Pigmented paraganglioma of the kidney: a case report
© Zhao et al.; licensee BioMed Central Ltd. 2012
Received: 12 April 2012
Accepted: 28 June 2012
Published: 28 June 2012
Paragangliomas are rare neoplasms arising from undifferentiated cells of the primitive neural crest. We report a case of a 57-year-old patient with renal pigmented paraganglioma that was an incidental finding. Histopathological examination showed typical morphology of paraganglioma, as well as the unusual feature of large amounts of pigment in the cytoplasm of the tumor cells which was confirmed by bleached Fontana-Masson. Electron microscopy showed abundant, pleomorphic electron-dense granules consistent with neuromelanin. The tumor cells were positive for CD56 and chromogranin A, negative for HMB-45. The unique morphologic appearance represents divergent differentiation from neural crest. To our knowledge, the present case represents the first example of pigmented paraganglioma of the kidney.

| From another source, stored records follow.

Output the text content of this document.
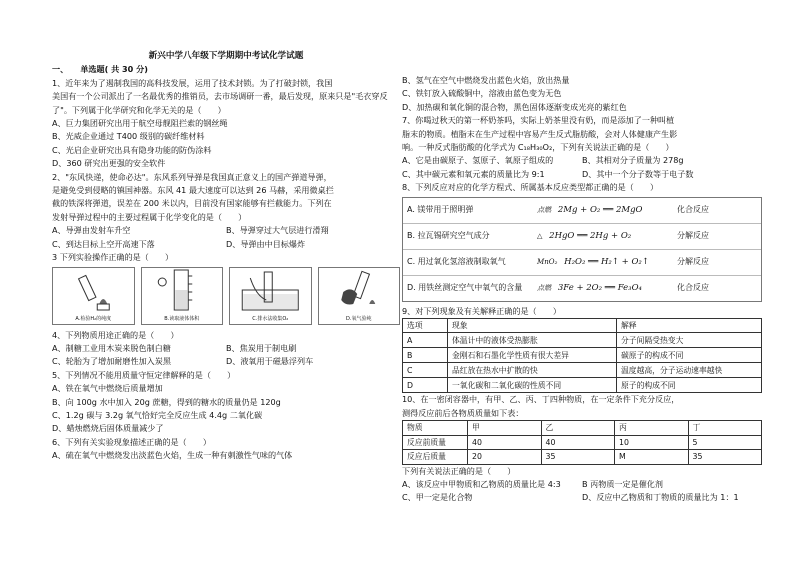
新兴中学八年级下学期期中考试化学试题
一、　　单选题( 共 30 分)
1、近年来为了遏制我国的高科技发展，运用了技术封锁。为了打破封锁，我国
美国有一个公司派出了一名最优秀的推销员，去市场调研一番，最后发现，原来只是"毛衣穿反
了"。下列属于化学研究和化学无关的是（　　）
A、巨力集团研究出用于航空母舰阻拦索的钢丝绳
B、光威企业通过 T400 级别的碳纤维材料
C、光启企业研究出具有隐身功能的防伪涂料
D、360 研究出更强的安全软件
2、"东风快递，使命必达"。东风系列导弹是我国真正意义上的国产弹道导弹，
是避免受到侵略的镇国神器。东风 41 最大速度可以达到 26 马赫，采用微桌拦
截的铁深将弹道，误差在 200 米以内，目前没有国家能够有拦截能力。下列在
发射导弹过程中的主要过程属于化学变化的是（　　）
A、导弹由发射车升空	B、导弹穿过大气层进行滑翔
C、到达目标上空开高速下落	D、导弹由中目标爆炸
3 下列实验操作正确的是（　　）
A.检验H₂的纯度	B.读取液体体积	C.排水法收集O₂	D.氧气验纯
4、下列物质用途正确的是（　　）
A、制糖工业用木炭来脱色制白糖	B、焦炭用于制电刷
C、轮胎为了增加耐磨性加入炭黑	D、液氧用于磁悬浮列车
5、下列情况不能用质量守恒定律解释的是（　　）
A、铁在氧气中燃烧后质量增加
B、向 100g 水中加入 20g 蔗糖，得到的糖水的质量仍是 120g
C、1.2g 碳与 3.2g 氧气恰好完全反应生成 4.4g 二氧化碳
D、蜡烛燃烧后固体质量减少了
6、下列有关实验现象描述正确的是（　　）
A、硫在氧气中燃烧发出淡蓝色火焰，生成一种有刺激性气味的气体
B、氢气在空气中燃烧发出蓝色火焰，放出热量
C、铁钉放入硫酸铜中，溶液由蓝色变为无色
D、加热碳和氧化铜的混合物，黑色固体逐渐变成光亮的紫红色
7、你喝过秋天的第一杯奶茶吗，实际上奶茶里没有奶，而是添加了一种叫植
脂末的物质。植脂末在生产过程中容易产生反式脂肪酸，会对人体健康产生影
响。一种反式脂肪酸的化学式为 C₁₈H₃₀O₂，下列有关说法正确的是（　　）
A、它是由碳原子、氢原子、氧原子组成的	B、其相对分子质量为 278g
C、其中碳元素和氧元素的质量比为 9:1	D、其中一个分子数等于电子数
8、下列反应对应的化学方程式、所属基本反应类型都正确的是（　　）
A. 镁带用于照明弹	点燃 2Mg + O₂ ══ 2MgO	化合反应
B. 拉瓦锡研究空气成分	△ 2HgO ══ 2Hg + O₂	分解反应
C. 用过氧化氢溶液制取氧气	MnO₂ H₂O₂ ══ H₂↑ + O₂↑	分解反应
D. 用铁丝测定空气中氧气的含量	点燃 3Fe + 2O₂ ══ Fe₃O₄	化合反应
9、对下列现象及有关解释正确的是（　　）
选项	现象	解释
A	体温计中的液体受热膨胀	分子间隔受热变大
B	金刚石和石墨化学性质有很大差异	碳原子的构成不同
C	品红放在热水中扩散的快	温度越高，分子运动速率越快
D	一氧化碳和二氧化碳的性质不同	原子的构成不同
10、在一密闭容器中，有甲、乙、丙、丁四种物质，在一定条件下充分反应，
测得反应前后各物质质量如下表：
物质	甲	乙	丙	丁
反应前质量	40	40	10	5
反应后质量	20	35	M	35
下列有关说法正确的是（　　）
A、该反应中甲物质和乙物质的质量比是 4:3	B 丙物质一定是催化剂
C、甲一定是化合物	D、反应中乙物质和丁物质的质量比为 1：1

The virtual slide(s) for this article can be found here: http://www.diagnosticpathology.diagnomx.eu/vs/2017147293711495.
Extra-adrenal paraganglia are specialized neural crest-derived cells that are scattered from the base of the skull down to the pelvic floor. Paragangliomas are tumors that arise from chromaffin cells at a variety of anatomic sites. Some of the unusual sites for paragangliomas include the kidney , uterus , and prostate . Pigmented paragangliomas are very rare and less than thirteen cases of pigmented extra-adrenal paraganglioma have been reported in the English literature to date [2, 4–9]. Our case is the first occurring in the kidney.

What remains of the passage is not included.